Make no mistake. It’s a technical dive watch that can reach depths of 300m. It’s a fab 40mm of stainless steel (a good size for me), topped by a useful unidirectional bezel. The bezel is where I unobtrusively get my girly-girl kick. You can choose between a blue-turquoise bezel or a blue-raspberry one. The dial is a deep blue that sets off the glowing white hour markers and hands. The minute hand is also outlined in either turquoise or raspberry to match your bezel, as are the rubber straps (or you could go for a navy blue NATO strap for something subtler). Of course, the five Happy diamonds float their merry way around the dial.

Victorinox I.N.O.X. V

Not one of my usual high-tech picks, but a pretty, practical one. While its 37mm is too small for my usual taste, the I.N.O.X. V had me with its gray-pink combination. And the fact that it (along with its bigger brothers) has gone through the “handbag challenge,” one of the 130 durability tests that all the I.N.O.X. watches go through (the others involve getting run over by a steam roller, getting tossed in a washing machine for a couple of hours, and being dropped from great heights).

It’s a standard three-hand watch, albeit with a pretty pink second hand to match the accents in the paracord strap. Which is another selling point for me (I am such a sucker for a good brand story). In case of emergencies, you can unravel the paracord and use it to lash yourself to a mast of a ship in the midst of a tempest, or secure yourself to a rock face, or go fishing to stave off starvation. Alternatively, you could use it to tie up your kids and preserve your sanity, or even separate the cord into individual strands and use it as floss (there are many a situation that can be saved by a flawless smile).

Breguet Marine Equation of Time

Of course, no watch fair would be complete without falling in love with something complicated. Breguet steps up and provides the romance this year with the Marine Équation Marchante 5887. It has—get your notebooks and pens ready, class—the days of the week; months and leap year cycle; retrograde dates; running equation of time; perpetual calendar; and a tourbillon. And it’s also self-winding. And it has an 80-hour power reserve, which is 10 times more than any energy reserves I have.

Of course, being a Breguet, the finishing of the watch is exquisite. All components are hand chamfered, the edges gently and precisely rounded and polished. The dial features two different kinds of engine-turning, one of them creating the distinctive wave pattern.

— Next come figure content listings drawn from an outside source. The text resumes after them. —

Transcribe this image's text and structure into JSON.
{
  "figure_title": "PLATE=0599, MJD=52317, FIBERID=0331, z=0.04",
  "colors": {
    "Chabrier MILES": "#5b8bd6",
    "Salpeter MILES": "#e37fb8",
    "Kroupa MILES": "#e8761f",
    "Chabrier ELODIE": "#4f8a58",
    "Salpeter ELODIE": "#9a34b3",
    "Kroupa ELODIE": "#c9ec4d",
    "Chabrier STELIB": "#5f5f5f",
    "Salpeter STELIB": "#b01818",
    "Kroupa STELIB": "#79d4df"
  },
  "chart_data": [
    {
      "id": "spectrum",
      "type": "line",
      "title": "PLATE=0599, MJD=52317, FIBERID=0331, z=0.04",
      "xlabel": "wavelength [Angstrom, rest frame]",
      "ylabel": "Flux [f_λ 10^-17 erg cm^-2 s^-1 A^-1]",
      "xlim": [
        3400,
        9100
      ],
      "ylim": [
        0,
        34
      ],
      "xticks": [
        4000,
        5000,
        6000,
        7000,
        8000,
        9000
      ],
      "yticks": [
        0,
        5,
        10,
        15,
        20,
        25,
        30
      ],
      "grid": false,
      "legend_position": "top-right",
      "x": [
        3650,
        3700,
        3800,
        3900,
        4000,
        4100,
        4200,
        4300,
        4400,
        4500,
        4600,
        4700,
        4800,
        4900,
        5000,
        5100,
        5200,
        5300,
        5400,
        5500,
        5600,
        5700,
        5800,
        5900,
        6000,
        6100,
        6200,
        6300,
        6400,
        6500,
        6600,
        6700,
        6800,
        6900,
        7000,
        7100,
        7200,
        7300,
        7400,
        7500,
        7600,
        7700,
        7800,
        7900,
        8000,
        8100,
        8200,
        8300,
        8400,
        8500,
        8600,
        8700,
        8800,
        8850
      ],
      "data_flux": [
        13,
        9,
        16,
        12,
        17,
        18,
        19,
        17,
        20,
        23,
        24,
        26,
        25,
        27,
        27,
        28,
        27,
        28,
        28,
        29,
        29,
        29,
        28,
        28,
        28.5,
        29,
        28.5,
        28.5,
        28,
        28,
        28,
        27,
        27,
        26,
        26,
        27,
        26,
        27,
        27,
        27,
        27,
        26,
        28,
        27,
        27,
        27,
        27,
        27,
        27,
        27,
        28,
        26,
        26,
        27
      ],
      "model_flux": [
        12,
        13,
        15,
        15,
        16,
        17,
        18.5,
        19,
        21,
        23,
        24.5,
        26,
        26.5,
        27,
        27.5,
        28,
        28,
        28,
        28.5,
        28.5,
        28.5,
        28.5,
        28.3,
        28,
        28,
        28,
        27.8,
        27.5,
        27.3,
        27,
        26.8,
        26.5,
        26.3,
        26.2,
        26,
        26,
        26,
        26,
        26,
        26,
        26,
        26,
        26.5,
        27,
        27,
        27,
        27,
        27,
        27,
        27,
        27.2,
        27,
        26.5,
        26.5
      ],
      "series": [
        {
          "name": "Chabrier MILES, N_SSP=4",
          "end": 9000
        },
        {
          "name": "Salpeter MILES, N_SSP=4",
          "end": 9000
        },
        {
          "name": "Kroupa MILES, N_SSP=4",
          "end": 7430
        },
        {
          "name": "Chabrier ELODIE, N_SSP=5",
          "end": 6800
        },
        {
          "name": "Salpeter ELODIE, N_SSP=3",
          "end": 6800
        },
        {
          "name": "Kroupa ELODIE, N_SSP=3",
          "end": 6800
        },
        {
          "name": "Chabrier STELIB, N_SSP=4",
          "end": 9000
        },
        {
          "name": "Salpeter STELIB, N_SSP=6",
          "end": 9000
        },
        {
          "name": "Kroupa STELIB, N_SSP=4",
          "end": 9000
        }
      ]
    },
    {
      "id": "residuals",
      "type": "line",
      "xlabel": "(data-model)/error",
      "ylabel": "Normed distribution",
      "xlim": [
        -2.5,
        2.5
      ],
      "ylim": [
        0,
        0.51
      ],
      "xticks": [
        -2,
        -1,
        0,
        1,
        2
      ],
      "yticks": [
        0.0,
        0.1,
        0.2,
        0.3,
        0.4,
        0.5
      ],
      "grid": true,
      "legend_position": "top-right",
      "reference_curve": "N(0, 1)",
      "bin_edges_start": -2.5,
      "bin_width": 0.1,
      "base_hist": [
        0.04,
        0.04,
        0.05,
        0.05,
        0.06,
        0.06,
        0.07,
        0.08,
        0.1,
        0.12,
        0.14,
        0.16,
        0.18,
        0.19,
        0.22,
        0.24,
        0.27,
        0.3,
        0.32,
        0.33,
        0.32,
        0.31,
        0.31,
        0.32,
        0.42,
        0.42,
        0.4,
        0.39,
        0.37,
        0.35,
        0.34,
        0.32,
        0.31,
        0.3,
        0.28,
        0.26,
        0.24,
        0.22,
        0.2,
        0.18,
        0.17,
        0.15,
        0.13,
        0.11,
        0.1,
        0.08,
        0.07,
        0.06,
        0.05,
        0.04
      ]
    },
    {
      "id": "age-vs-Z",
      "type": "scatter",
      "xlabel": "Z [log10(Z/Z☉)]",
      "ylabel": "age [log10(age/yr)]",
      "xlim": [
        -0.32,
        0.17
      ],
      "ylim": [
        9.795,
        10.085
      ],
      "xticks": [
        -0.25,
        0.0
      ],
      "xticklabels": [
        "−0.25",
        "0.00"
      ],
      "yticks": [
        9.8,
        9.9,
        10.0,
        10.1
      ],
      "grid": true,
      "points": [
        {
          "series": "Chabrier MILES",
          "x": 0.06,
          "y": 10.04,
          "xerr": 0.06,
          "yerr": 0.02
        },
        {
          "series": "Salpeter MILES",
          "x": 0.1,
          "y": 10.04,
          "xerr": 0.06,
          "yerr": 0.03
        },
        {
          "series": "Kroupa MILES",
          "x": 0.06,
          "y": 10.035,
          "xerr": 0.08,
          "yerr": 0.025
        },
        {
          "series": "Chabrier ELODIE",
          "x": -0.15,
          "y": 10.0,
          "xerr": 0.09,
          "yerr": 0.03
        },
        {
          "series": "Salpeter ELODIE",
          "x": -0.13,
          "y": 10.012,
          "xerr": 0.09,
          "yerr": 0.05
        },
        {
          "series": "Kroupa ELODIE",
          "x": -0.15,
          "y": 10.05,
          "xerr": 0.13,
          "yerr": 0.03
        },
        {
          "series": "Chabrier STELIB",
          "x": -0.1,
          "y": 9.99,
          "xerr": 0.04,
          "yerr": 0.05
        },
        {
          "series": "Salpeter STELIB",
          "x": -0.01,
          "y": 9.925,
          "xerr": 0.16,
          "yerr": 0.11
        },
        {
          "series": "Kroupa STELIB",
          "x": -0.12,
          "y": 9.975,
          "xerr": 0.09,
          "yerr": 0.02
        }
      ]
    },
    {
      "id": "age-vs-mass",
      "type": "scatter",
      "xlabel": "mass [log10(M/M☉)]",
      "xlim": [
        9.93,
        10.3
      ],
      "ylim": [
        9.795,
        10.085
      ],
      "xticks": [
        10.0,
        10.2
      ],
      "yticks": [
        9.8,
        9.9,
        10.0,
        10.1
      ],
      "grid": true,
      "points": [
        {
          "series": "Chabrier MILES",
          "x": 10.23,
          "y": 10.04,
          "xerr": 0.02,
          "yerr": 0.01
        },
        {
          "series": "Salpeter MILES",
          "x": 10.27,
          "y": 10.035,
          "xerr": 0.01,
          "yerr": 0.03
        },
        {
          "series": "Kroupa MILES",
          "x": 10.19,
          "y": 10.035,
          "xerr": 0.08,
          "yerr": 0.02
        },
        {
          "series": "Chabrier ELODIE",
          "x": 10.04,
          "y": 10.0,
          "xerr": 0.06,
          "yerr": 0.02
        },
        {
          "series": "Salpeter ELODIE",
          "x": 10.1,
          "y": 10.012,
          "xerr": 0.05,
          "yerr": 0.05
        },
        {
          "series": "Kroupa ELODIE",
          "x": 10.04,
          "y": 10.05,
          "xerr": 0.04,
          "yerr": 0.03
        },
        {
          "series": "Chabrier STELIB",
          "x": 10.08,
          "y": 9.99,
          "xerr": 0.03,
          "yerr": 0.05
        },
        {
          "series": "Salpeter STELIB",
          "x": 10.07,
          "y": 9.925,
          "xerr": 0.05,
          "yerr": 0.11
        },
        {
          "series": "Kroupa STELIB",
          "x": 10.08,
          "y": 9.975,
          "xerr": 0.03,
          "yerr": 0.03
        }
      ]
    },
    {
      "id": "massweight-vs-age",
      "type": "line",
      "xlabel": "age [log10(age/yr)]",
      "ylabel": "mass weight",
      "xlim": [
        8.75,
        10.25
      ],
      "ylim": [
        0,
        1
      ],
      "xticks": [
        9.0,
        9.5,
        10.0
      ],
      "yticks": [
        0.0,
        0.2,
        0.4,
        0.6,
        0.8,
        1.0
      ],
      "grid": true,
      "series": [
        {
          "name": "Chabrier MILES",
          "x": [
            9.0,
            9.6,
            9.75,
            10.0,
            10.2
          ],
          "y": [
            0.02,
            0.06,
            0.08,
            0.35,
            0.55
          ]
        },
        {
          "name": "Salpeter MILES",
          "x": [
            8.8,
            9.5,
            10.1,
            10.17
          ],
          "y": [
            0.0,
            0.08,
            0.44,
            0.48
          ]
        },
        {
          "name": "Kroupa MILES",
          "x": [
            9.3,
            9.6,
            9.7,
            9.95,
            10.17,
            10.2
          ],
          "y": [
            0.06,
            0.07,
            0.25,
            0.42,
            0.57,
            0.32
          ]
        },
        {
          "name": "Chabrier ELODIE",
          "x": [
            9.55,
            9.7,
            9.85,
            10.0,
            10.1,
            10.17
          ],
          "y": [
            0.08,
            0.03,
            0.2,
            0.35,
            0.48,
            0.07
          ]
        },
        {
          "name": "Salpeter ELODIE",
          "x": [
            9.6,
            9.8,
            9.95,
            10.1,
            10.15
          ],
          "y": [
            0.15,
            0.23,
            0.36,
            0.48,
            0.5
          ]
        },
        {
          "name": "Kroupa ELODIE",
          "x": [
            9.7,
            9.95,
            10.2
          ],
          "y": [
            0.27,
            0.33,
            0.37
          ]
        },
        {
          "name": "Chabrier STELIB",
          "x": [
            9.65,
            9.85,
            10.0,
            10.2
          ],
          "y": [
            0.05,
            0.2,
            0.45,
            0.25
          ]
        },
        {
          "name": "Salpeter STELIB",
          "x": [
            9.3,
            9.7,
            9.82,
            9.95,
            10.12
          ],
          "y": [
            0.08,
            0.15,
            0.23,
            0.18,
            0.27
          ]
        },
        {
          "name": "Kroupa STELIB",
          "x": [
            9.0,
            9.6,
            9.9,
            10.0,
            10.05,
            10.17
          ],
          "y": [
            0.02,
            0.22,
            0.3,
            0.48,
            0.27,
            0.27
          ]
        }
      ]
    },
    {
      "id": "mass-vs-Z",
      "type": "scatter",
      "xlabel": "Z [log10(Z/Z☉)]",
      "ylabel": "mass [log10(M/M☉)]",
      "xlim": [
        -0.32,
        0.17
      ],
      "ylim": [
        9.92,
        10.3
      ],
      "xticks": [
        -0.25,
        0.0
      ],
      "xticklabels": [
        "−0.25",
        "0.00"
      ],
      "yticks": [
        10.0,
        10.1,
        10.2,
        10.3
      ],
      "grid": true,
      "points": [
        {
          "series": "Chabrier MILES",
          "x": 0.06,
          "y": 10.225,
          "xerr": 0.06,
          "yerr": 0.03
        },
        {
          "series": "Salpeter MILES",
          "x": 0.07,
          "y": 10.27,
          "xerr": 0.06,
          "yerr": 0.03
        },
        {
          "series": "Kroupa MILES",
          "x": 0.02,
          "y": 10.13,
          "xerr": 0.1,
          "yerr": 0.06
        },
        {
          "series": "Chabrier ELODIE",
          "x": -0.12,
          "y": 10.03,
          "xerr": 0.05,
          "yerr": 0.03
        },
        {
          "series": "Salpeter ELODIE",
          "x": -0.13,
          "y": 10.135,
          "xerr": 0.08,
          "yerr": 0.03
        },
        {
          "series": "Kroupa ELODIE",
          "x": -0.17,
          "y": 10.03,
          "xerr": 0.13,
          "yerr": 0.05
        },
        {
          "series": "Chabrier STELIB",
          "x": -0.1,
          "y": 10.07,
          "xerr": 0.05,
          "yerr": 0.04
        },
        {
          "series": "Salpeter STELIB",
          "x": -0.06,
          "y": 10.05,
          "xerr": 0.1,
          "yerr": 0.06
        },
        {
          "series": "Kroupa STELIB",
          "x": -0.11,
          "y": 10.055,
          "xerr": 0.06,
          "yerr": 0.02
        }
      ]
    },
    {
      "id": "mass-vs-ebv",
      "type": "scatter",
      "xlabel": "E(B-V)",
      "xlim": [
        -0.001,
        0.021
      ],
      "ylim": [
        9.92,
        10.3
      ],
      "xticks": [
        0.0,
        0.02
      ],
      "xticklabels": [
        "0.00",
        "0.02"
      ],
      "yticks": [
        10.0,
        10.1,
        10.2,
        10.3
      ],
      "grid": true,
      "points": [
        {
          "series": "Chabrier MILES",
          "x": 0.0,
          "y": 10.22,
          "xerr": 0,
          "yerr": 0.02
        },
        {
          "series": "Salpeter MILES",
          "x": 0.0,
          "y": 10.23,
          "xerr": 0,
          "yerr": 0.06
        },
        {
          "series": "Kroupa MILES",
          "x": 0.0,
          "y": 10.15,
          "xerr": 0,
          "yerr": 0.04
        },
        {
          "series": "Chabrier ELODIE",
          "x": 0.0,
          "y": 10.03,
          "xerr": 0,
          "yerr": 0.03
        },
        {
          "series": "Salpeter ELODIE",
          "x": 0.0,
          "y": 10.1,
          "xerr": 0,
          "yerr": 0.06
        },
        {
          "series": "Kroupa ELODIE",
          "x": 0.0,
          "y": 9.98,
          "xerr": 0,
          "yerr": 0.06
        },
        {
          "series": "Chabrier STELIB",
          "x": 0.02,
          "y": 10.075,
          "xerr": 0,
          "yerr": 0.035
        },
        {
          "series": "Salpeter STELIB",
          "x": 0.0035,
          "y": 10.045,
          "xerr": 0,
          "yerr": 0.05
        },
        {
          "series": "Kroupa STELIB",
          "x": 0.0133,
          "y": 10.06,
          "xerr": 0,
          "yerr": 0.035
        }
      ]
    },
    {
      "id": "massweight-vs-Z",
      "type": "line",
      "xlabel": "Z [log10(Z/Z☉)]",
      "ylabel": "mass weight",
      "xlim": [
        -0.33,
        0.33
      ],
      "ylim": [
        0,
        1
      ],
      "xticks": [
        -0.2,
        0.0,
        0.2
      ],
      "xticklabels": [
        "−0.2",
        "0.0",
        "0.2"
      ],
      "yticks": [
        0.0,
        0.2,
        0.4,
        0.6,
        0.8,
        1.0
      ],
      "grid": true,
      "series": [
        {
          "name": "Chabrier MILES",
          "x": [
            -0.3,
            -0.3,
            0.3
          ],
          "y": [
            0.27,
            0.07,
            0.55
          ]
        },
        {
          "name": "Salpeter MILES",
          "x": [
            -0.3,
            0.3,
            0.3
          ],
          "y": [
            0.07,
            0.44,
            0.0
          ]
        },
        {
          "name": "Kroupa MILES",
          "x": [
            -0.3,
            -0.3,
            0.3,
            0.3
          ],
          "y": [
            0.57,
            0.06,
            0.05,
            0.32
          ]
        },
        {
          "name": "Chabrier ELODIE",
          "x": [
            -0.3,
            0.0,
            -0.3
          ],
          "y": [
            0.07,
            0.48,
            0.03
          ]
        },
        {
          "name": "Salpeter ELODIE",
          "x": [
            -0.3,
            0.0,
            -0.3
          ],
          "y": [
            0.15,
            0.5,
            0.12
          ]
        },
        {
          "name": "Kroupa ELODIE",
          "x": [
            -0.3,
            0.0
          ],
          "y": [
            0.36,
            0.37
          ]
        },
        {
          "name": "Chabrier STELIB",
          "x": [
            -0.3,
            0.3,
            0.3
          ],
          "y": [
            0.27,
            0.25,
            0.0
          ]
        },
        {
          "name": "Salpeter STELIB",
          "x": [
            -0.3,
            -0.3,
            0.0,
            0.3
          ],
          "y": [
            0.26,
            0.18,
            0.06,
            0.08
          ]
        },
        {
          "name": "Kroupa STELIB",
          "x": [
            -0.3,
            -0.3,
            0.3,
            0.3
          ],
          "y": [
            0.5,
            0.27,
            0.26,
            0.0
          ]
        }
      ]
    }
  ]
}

The bridges and barrel—visible through the caseback—are delicately engraved.

That’s just the aesthetics. Lack of space keeps me from going on and on about the tech that goes into all those complications. But in typical Breguet fashion, the entire watch is understated, even if the case comes in 43.99mm rose gold or platinum. It’s one of those watches best appreciated by those in the know.